Casos de Intimidação e Violência na Câmara Municipal
A Polícia Federal (PF) de Londrina está investigando denúncias de violência política de gênero ocorridas na Câmara Municipal de Tamarana, localizada na Região Metropolitana de Londrina. O foco da investigação recai sobre os vereadores Mário Cesar Fabiano, do PSDB, e Anauto Souza de Gouvea, do Republicanos, que tiveram seus celulares apreendidos durante a Operação Liberdade Democrática na última quinta-feira (19). As parlamentares Angélica de Oliveira Lima e Jislaine Pereira Ferraz, ambas do PSD, relataram que enfrentaram ofensas e ataques desde o início de seus mandatos em 2021, além de tentativas de silenciamento e intimidação por parte dos colegas.
De acordo com Angélica Lima, o vereador Anauto do Incrão, que também atuou como presidente da Câmara, cometeu atos de violência política em diversas ocasiões. “Ele me disse que ‘a senhora não vai falar’ e chegou a cortar nosso microfone quando tentávamos nos manifestar. Além disso, não tomou nenhuma providência para coibir as agressões de outros parlamentares durante as sessões”, recordou.
Agravamento das Situações de Abuso
Outro episódio grave ocorreu com o vereador Tega Fabiano, que levou Angélica a registrar um boletim de ocorrência no ano passado. “Ele me ameaçou e disse que não poderia entrar na sala da presidência, afirmando que meus pedidos não seriam atendidos.

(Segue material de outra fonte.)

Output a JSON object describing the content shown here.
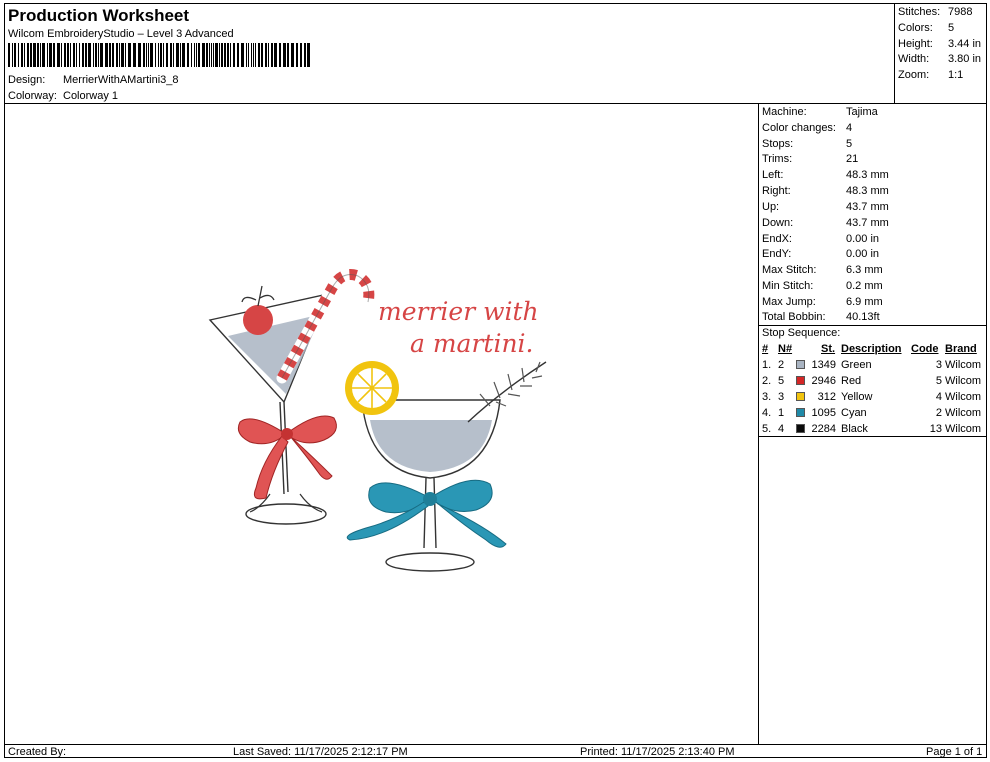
{
  "header": {
    "title": "Production Worksheet",
    "subtitle": "Wilcom EmbroideryStudio – Level 3 Advanced",
    "design_label": "Design:",
    "design_value": "MerrierWithAMartini3_8",
    "colorway_label": "Colorway:",
    "colorway_value": "Colorway 1"
  },
  "stats": {
    "stitches_label": "Stitches:",
    "stitches": "7988",
    "colors_label": "Colors:",
    "colors": "5",
    "height_label": "Height:",
    "height": "3.44 in",
    "width_label": "Width:",
    "width": "3.80 in",
    "zoom_label": "Zoom:",
    "zoom": "1:1"
  },
  "specs": [
    {
      "label": "Machine:",
      "value": "Tajima"
    },
    {
      "label": "Color changes:",
      "value": "4"
    },
    {
      "label": "Stops:",
      "value": "5"
    },
    {
      "label": "Trims:",
      "value": "21"
    },
    {
      "label": "Left:",
      "value": "48.3 mm"
    },
    {
      "label": "Right:",
      "value": "48.3 mm"
    },
    {
      "label": "Up:",
      "value": "43.7 mm"
    },
    {
      "label": "Down:",
      "value": "43.7 mm"
    },
    {
      "label": "EndX:",
      "value": "0.00 in"
    },
    {
      "label": "EndY:",
      "value": "0.00 in"
    },
    {
      "label": "Max Stitch:",
      "value": "6.3 mm"
    },
    {
      "label": "Min Stitch:",
      "value": "0.2 mm"
    },
    {
      "label": "Max Jump:",
      "value": "6.9 mm"
    },
    {
      "label": "Total Bobbin:",
      "value": "40.13ft"
    }
  ],
  "stop_sequence": {
    "title": "Stop Sequence:",
    "columns": {
      "num": "#",
      "n": "N#",
      "st": "St.",
      "description": "Description",
      "code": "Code",
      "brand": "Brand"
    },
    "rows": [
      {
        "num": "1.",
        "n": "2",
        "color": "#a9b4c2",
        "st": "1349",
        "description": "Green",
        "code": "3",
        "brand": "Wilcom"
      },
      {
        "num": "2.",
        "n": "5",
        "color": "#d42626",
        "st": "2946",
        "description": "Red",
        "code": "5",
        "brand": "Wilcom"
      },
      {
        "num": "3.",
        "n": "3",
        "color": "#f1c40f",
        "st": "312",
        "description": "Yellow",
        "code": "4",
        "brand": "Wilcom"
      },
      {
        "num": "4.",
        "n": "1",
        "color": "#1f8aa8",
        "st": "1095",
        "description": "Cyan",
        "code": "2",
        "brand": "Wilcom"
      },
      {
        "num": "5.",
        "n": "4",
        "color": "#0a0a0a",
        "st": "2284",
        "description": "Black",
        "code": "13",
        "brand": "Wilcom"
      }
    ]
  },
  "design_text": {
    "line1": "merrier with",
    "line2": "a martini."
  },
  "footer": {
    "created_by": "Created By:",
    "last_saved": "Last Saved: 11/17/2025 2:12:17 PM",
    "printed": "Printed: 11/17/2025 2:13:40 PM",
    "page": "Page 1 of 1"
  }
}
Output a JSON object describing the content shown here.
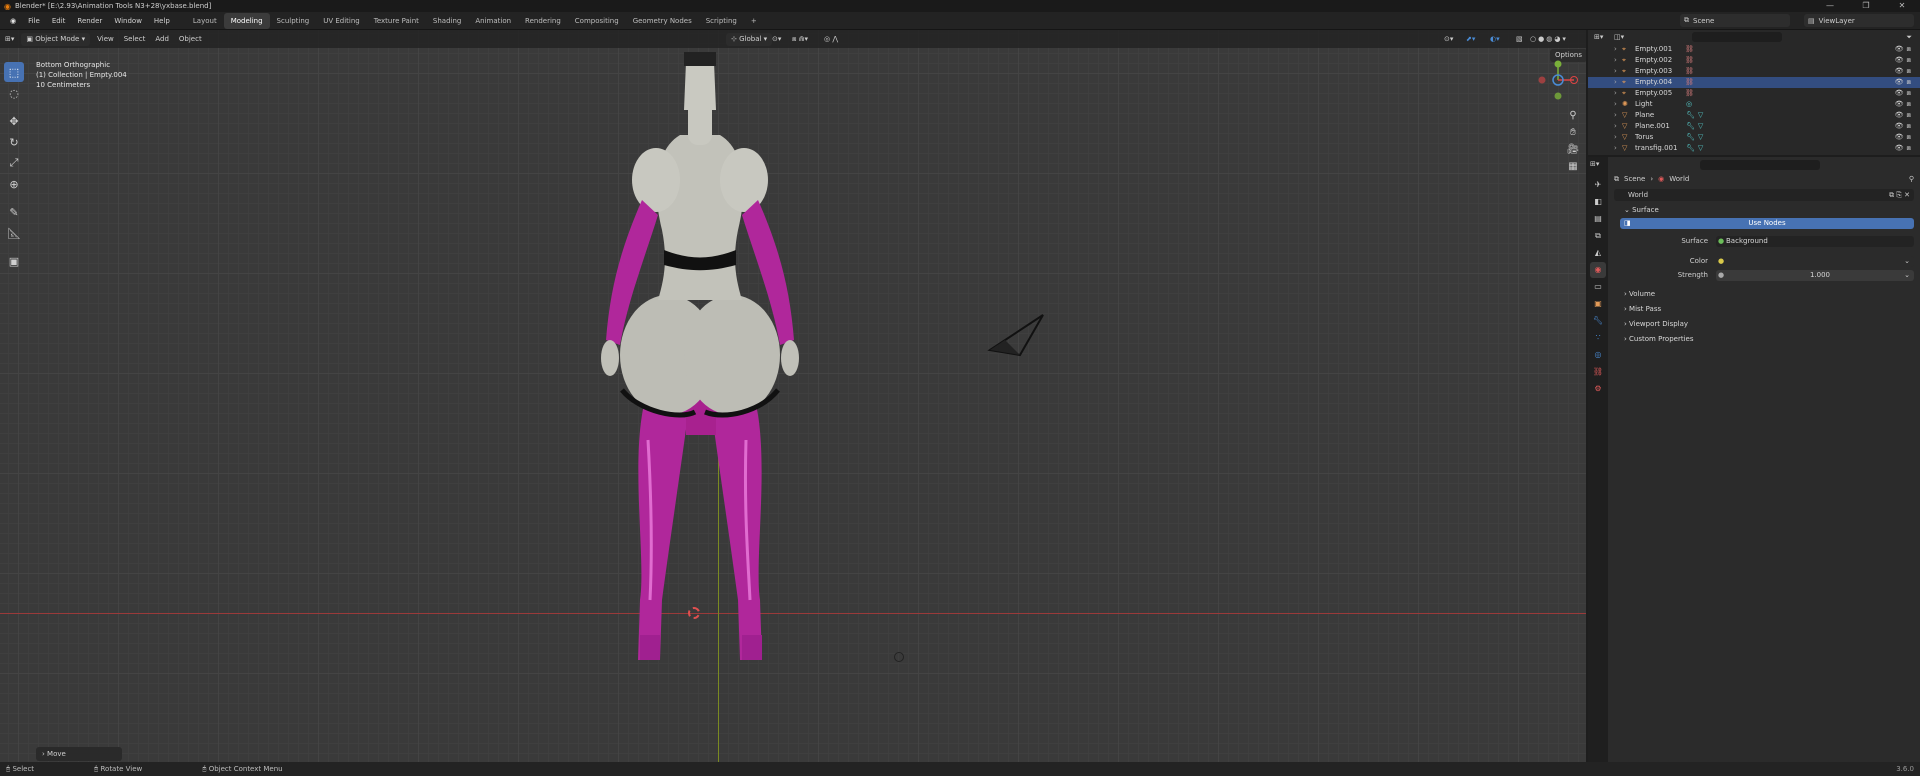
{
  "titlebar": {
    "title": "Blender* [E:\\2.93\\Animation Tools N3+28\\yxbase.blend]"
  },
  "menu": [
    "File",
    "Edit",
    "Render",
    "Window",
    "Help"
  ],
  "workspaces": [
    {
      "label": "Layout",
      "active": false
    },
    {
      "label": "Modeling",
      "active": true
    },
    {
      "label": "Sculpting",
      "active": false
    },
    {
      "label": "UV Editing",
      "active": false
    },
    {
      "label": "Texture Paint",
      "active": false
    },
    {
      "label": "Shading",
      "active": false
    },
    {
      "label": "Animation",
      "active": false
    },
    {
      "label": "Rendering",
      "active": false
    },
    {
      "label": "Compositing",
      "active": false
    },
    {
      "label": "Geometry Nodes",
      "active": false
    },
    {
      "label": "Scripting",
      "active": false
    }
  ],
  "add_workspace": "+",
  "scene": "Scene",
  "view_layer": "ViewLayer",
  "viewport": {
    "mode": "Object Mode",
    "menus": [
      "View",
      "Select",
      "Add",
      "Object"
    ],
    "orientation": "Global",
    "options": "Options",
    "info": [
      "Bottom Orthographic",
      "(1) Collection | Empty.004",
      "10 Centimeters"
    ],
    "last_operator": "Move"
  },
  "outliner": {
    "items": [
      {
        "name": "Empty.001",
        "selected": false,
        "type": "empty"
      },
      {
        "name": "Empty.002",
        "selected": false,
        "type": "empty"
      },
      {
        "name": "Empty.003",
        "selected": false,
        "type": "empty"
      },
      {
        "name": "Empty.004",
        "selected": true,
        "type": "empty"
      },
      {
        "name": "Empty.005",
        "selected": false,
        "type": "empty"
      },
      {
        "name": "Light",
        "selected": false,
        "type": "light"
      },
      {
        "name": "Plane",
        "selected": false,
        "type": "mesh"
      },
      {
        "name": "Plane.001",
        "selected": false,
        "type": "mesh"
      },
      {
        "name": "Torus",
        "selected": false,
        "type": "mesh"
      },
      {
        "name": "transfig.001",
        "selected": false,
        "type": "mesh"
      }
    ]
  },
  "properties": {
    "breadcrumb": [
      "Scene",
      "World"
    ],
    "world_name": "World",
    "surface_panel": "Surface",
    "use_nodes": "Use Nodes",
    "surface_label": "Surface",
    "surface_value": "Background",
    "color_label": "Color",
    "strength_label": "Strength",
    "strength_value": "1.000",
    "panels": [
      "Volume",
      "Mist Pass",
      "Viewport Display",
      "Custom Properties"
    ]
  },
  "statusbar": {
    "items": [
      "Select",
      "Rotate View",
      "Object Context Menu"
    ],
    "version": "3.6.0"
  },
  "colors": {
    "accent": "#4772b3",
    "selected_row": "#334d80",
    "x_axis": "#9a3a3a",
    "y_axis": "#7a8a22",
    "suit": "#b0279b"
  }
}
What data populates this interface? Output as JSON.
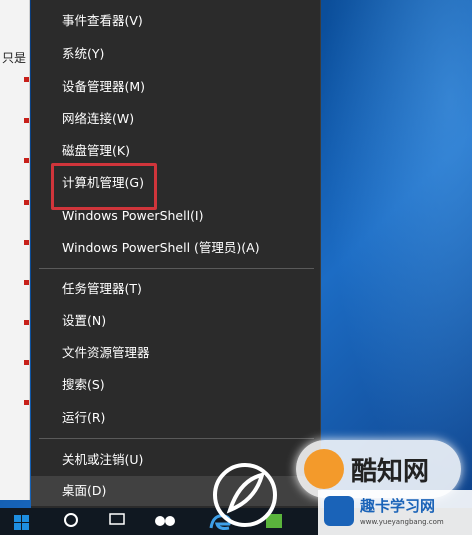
{
  "background_window": {
    "stub_text": "只是"
  },
  "menu": {
    "items": [
      {
        "label": "事件查看器(V)"
      },
      {
        "label": "系统(Y)"
      },
      {
        "label": "设备管理器(M)"
      },
      {
        "label": "网络连接(W)"
      },
      {
        "label": "磁盘管理(K)"
      },
      {
        "label": "计算机管理(G)"
      },
      {
        "label": "Windows PowerShell(I)"
      },
      {
        "label": "Windows PowerShell (管理员)(A)"
      },
      {
        "label": "任务管理器(T)"
      },
      {
        "label": "设置(N)"
      },
      {
        "label": "文件资源管理器"
      },
      {
        "label": "搜索(S)"
      },
      {
        "label": "运行(R)"
      },
      {
        "label": "关机或注销(U)"
      },
      {
        "label": "桌面(D)"
      }
    ],
    "highlighted_item": "桌面(D)",
    "annotated_item": "计算机管理(G)"
  },
  "watermark": {
    "circle_text": "酷知网",
    "brand_text": "趣卡学习网",
    "url_text": "www.yueyangbang.com"
  },
  "colors": {
    "menu_bg": "#2b2b2b",
    "menu_text": "#ffffff",
    "highlight_bg": "#414141",
    "annotation_red": "#d0353b",
    "taskbar_bg": "#101821",
    "windows_blue": "#1e8ee0"
  },
  "icons": [
    "windows-logo-icon",
    "search-icon",
    "task-view-icon",
    "edge-icon",
    "folder-icon",
    "store-icon"
  ]
}
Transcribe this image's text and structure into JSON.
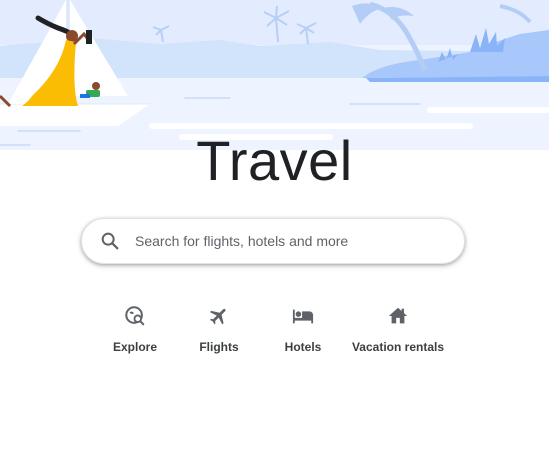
{
  "page": {
    "title": "Travel"
  },
  "search": {
    "placeholder": "Search for flights, hotels and more"
  },
  "nav": {
    "items": [
      {
        "label": "Explore",
        "icon": "explore-icon"
      },
      {
        "label": "Flights",
        "icon": "airplane-icon"
      },
      {
        "label": "Hotels",
        "icon": "bed-icon"
      },
      {
        "label": "Vacation rentals",
        "icon": "house-icon"
      }
    ]
  },
  "colors": {
    "sky": "#e8efff",
    "shore": "#aecbfa",
    "water": "#c6dafc",
    "text": "#202124",
    "icon": "#5f6368"
  }
}
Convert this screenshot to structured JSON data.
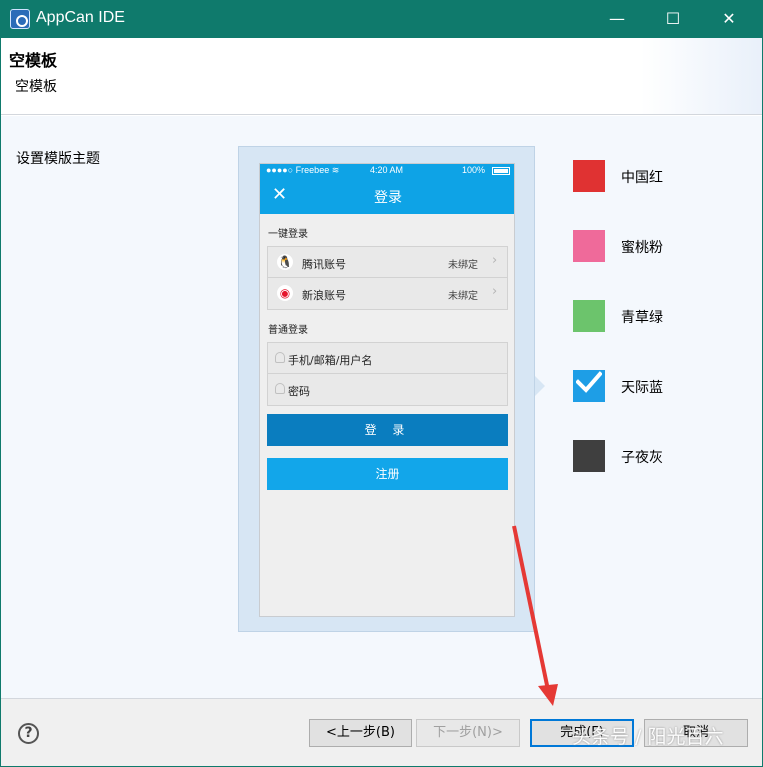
{
  "window": {
    "title": "AppCan IDE",
    "minimize": "—",
    "maximize": "☐",
    "close": "✕"
  },
  "header": {
    "title": "空模板",
    "subtitle": "空模板"
  },
  "content": {
    "theme_label": "设置模版主题"
  },
  "preview": {
    "status_carrier": "●●●●○ Freebee ≋",
    "status_time": "4:20 AM",
    "status_battery": "100%",
    "nav_close": "✕",
    "nav_title": "登录",
    "quick_login_label": "一键登录",
    "accounts": [
      {
        "icon": "qq-icon",
        "glyph": "🐧",
        "label": "腾讯账号",
        "status": "未绑定",
        "chevron": "›"
      },
      {
        "icon": "weibo-icon",
        "glyph": "◉",
        "label": "新浪账号",
        "status": "未绑定",
        "chevron": "›"
      }
    ],
    "normal_login_label": "普通登录",
    "username_placeholder": "手机/邮箱/用户名",
    "password_placeholder": "密码",
    "login_button": "登 录",
    "register_button": "注册"
  },
  "themes": [
    {
      "label": "中国红",
      "color": "#e03232",
      "selected": false
    },
    {
      "label": "蜜桃粉",
      "color": "#ef6a9a",
      "selected": false
    },
    {
      "label": "青草绿",
      "color": "#6cc46c",
      "selected": false
    },
    {
      "label": "天际蓝",
      "color": "#1e9ee6",
      "selected": true
    },
    {
      "label": "子夜灰",
      "color": "#3f3f3f",
      "selected": false
    }
  ],
  "footer": {
    "help": "?",
    "back": "<上一步(B)",
    "next": "下一步(N)>",
    "finish": "完成(F)",
    "cancel": "取消"
  },
  "watermark": "头条号 / 阳光百六",
  "colors": {
    "titlebar": "#0f7a6c",
    "accent": "#0ea3e6",
    "arrow": "#e53935"
  }
}
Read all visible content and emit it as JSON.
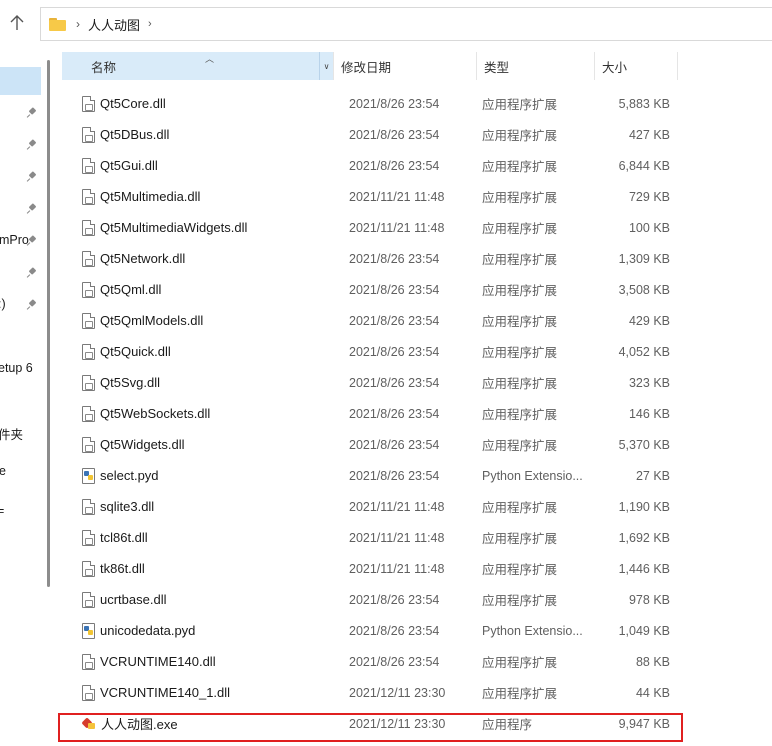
{
  "address_bar": {
    "folder_name": "人人动图",
    "separator": "›",
    "chevron": "›"
  },
  "nav_pane": {
    "labels": [
      "mPro",
      ":)",
      "etup 6",
      "件夹",
      "e",
      "="
    ]
  },
  "columns": {
    "name": "名称",
    "date": "修改日期",
    "type": "类型",
    "size": "大小"
  },
  "files": [
    {
      "name": "Qt5Core.dll",
      "date": "2021/8/26 23:54",
      "type": "应用程序扩展",
      "size": "5,883 KB",
      "icon": "dll-file-icon"
    },
    {
      "name": "Qt5DBus.dll",
      "date": "2021/8/26 23:54",
      "type": "应用程序扩展",
      "size": "427 KB",
      "icon": "dll-file-icon"
    },
    {
      "name": "Qt5Gui.dll",
      "date": "2021/8/26 23:54",
      "type": "应用程序扩展",
      "size": "6,844 KB",
      "icon": "dll-file-icon"
    },
    {
      "name": "Qt5Multimedia.dll",
      "date": "2021/11/21 11:48",
      "type": "应用程序扩展",
      "size": "729 KB",
      "icon": "dll-file-icon"
    },
    {
      "name": "Qt5MultimediaWidgets.dll",
      "date": "2021/11/21 11:48",
      "type": "应用程序扩展",
      "size": "100 KB",
      "icon": "dll-file-icon"
    },
    {
      "name": "Qt5Network.dll",
      "date": "2021/8/26 23:54",
      "type": "应用程序扩展",
      "size": "1,309 KB",
      "icon": "dll-file-icon"
    },
    {
      "name": "Qt5Qml.dll",
      "date": "2021/8/26 23:54",
      "type": "应用程序扩展",
      "size": "3,508 KB",
      "icon": "dll-file-icon"
    },
    {
      "name": "Qt5QmlModels.dll",
      "date": "2021/8/26 23:54",
      "type": "应用程序扩展",
      "size": "429 KB",
      "icon": "dll-file-icon"
    },
    {
      "name": "Qt5Quick.dll",
      "date": "2021/8/26 23:54",
      "type": "应用程序扩展",
      "size": "4,052 KB",
      "icon": "dll-file-icon"
    },
    {
      "name": "Qt5Svg.dll",
      "date": "2021/8/26 23:54",
      "type": "应用程序扩展",
      "size": "323 KB",
      "icon": "dll-file-icon"
    },
    {
      "name": "Qt5WebSockets.dll",
      "date": "2021/8/26 23:54",
      "type": "应用程序扩展",
      "size": "146 KB",
      "icon": "dll-file-icon"
    },
    {
      "name": "Qt5Widgets.dll",
      "date": "2021/8/26 23:54",
      "type": "应用程序扩展",
      "size": "5,370 KB",
      "icon": "dll-file-icon"
    },
    {
      "name": "select.pyd",
      "date": "2021/8/26 23:54",
      "type": "Python Extensio...",
      "size": "27 KB",
      "icon": "pyd-file-icon"
    },
    {
      "name": "sqlite3.dll",
      "date": "2021/11/21 11:48",
      "type": "应用程序扩展",
      "size": "1,190 KB",
      "icon": "dll-file-icon"
    },
    {
      "name": "tcl86t.dll",
      "date": "2021/11/21 11:48",
      "type": "应用程序扩展",
      "size": "1,692 KB",
      "icon": "dll-file-icon"
    },
    {
      "name": "tk86t.dll",
      "date": "2021/11/21 11:48",
      "type": "应用程序扩展",
      "size": "1,446 KB",
      "icon": "dll-file-icon"
    },
    {
      "name": "ucrtbase.dll",
      "date": "2021/8/26 23:54",
      "type": "应用程序扩展",
      "size": "978 KB",
      "icon": "dll-file-icon"
    },
    {
      "name": "unicodedata.pyd",
      "date": "2021/8/26 23:54",
      "type": "Python Extensio...",
      "size": "1,049 KB",
      "icon": "pyd-file-icon"
    },
    {
      "name": "VCRUNTIME140.dll",
      "date": "2021/8/26 23:54",
      "type": "应用程序扩展",
      "size": "88 KB",
      "icon": "dll-file-icon"
    },
    {
      "name": "VCRUNTIME140_1.dll",
      "date": "2021/12/11 23:30",
      "type": "应用程序扩展",
      "size": "44 KB",
      "icon": "dll-file-icon"
    },
    {
      "name": "人人动图.exe",
      "date": "2021/12/11 23:30",
      "type": "应用程序",
      "size": "9,947 KB",
      "icon": "exe-file-icon"
    }
  ],
  "colors": {
    "header_selected": "#d9ebf9",
    "nav_selected": "#cce4f7",
    "highlight_border": "#e02020",
    "folder": "#f7c948"
  }
}
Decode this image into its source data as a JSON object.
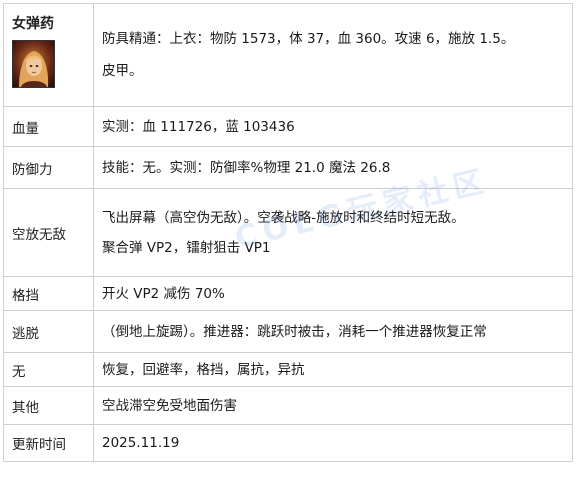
{
  "header": {
    "name": "女弹药",
    "portrait_icon": "female-launcher-portrait",
    "line1": "防具精通：上衣：物防 1573，体 37，血 360。攻速 6，施放 1.5。",
    "line2": "皮甲。"
  },
  "rows": [
    {
      "label": "血量",
      "lines": [
        "实测：血 111726，蓝 103436"
      ]
    },
    {
      "label": "防御力",
      "lines": [
        "技能：无。实测：防御率%物理 21.0 魔法 26.8"
      ]
    },
    {
      "label": "空放无敌",
      "lines": [
        "飞出屏幕（高空伪无敌）。空袭战略-施放时和终结时短无敌。",
        "聚合弹 VP2，镭射狙击 VP1"
      ]
    },
    {
      "label": "格挡",
      "lines": [
        "开火 VP2 减伤 70%"
      ]
    },
    {
      "label": "逃脱",
      "lines": [
        "（倒地上旋踢）。推进器：跳跃时被击，消耗一个推进器恢复正常"
      ]
    },
    {
      "label": "无",
      "lines": [
        "恢复，回避率，格挡，属抗，异抗"
      ]
    },
    {
      "label": "其他",
      "lines": [
        "空战滞空免受地面伤害"
      ]
    },
    {
      "label": "更新时间",
      "lines": [
        "2025.11.19"
      ]
    }
  ],
  "watermark": "COLG玩家社区"
}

Era como se me dissesse para esperar por algo que nunca aconteceria”, relatou.
A vereadora afirmou que essa situação teve um “impacto avassalador” na sua vida política. “As palavras de Mário Cesar não só macularam minha imagem, mas também causaram danos irreparáveis à minha trajetória como mãe e educadora”, enfatizou.
A reportagem teve acesso a uma lista elaborada pelos advogados das vereadoras, a pedido da PF, que inclui links para gravações de quatro sessões ordinárias disponíveis no canal da Câmara no YouTube. A advogada Ana Carolina Martinez apontou sete momentos em que presenciou a prática de violência de gênero, como cortes de microfone e parlamentares se referindo às vereadoras de forma pejorativa, chamando-as de “professorinhas”. Segundo Martinez, os vídeos públicos estão sendo analisados para embasar as denúncias contra os vereadores.
Clima de Hostilidade e Desejo de Justiça
As vereadoras relataram que o clima na Câmara piorou após o início das investigações, sentindo-se isoladas e desamparadas. “Nos dizem para ‘procurar nossos direitos’ de forma sarcástica, como se estivéssemos sozinhas nessa luta. Fomos ofendidas repetidamente por outros vereadores, enquanto o presidente Tega Fabiano, que esteve à frente da Câmara entre 2023 e 2024, não tomou nenhuma atitude contra isso”, afirmaram. Alguns, inclusive, as chamaram de “indecentes” e “sem educação”, buscando deslegitimar suas falas e ações.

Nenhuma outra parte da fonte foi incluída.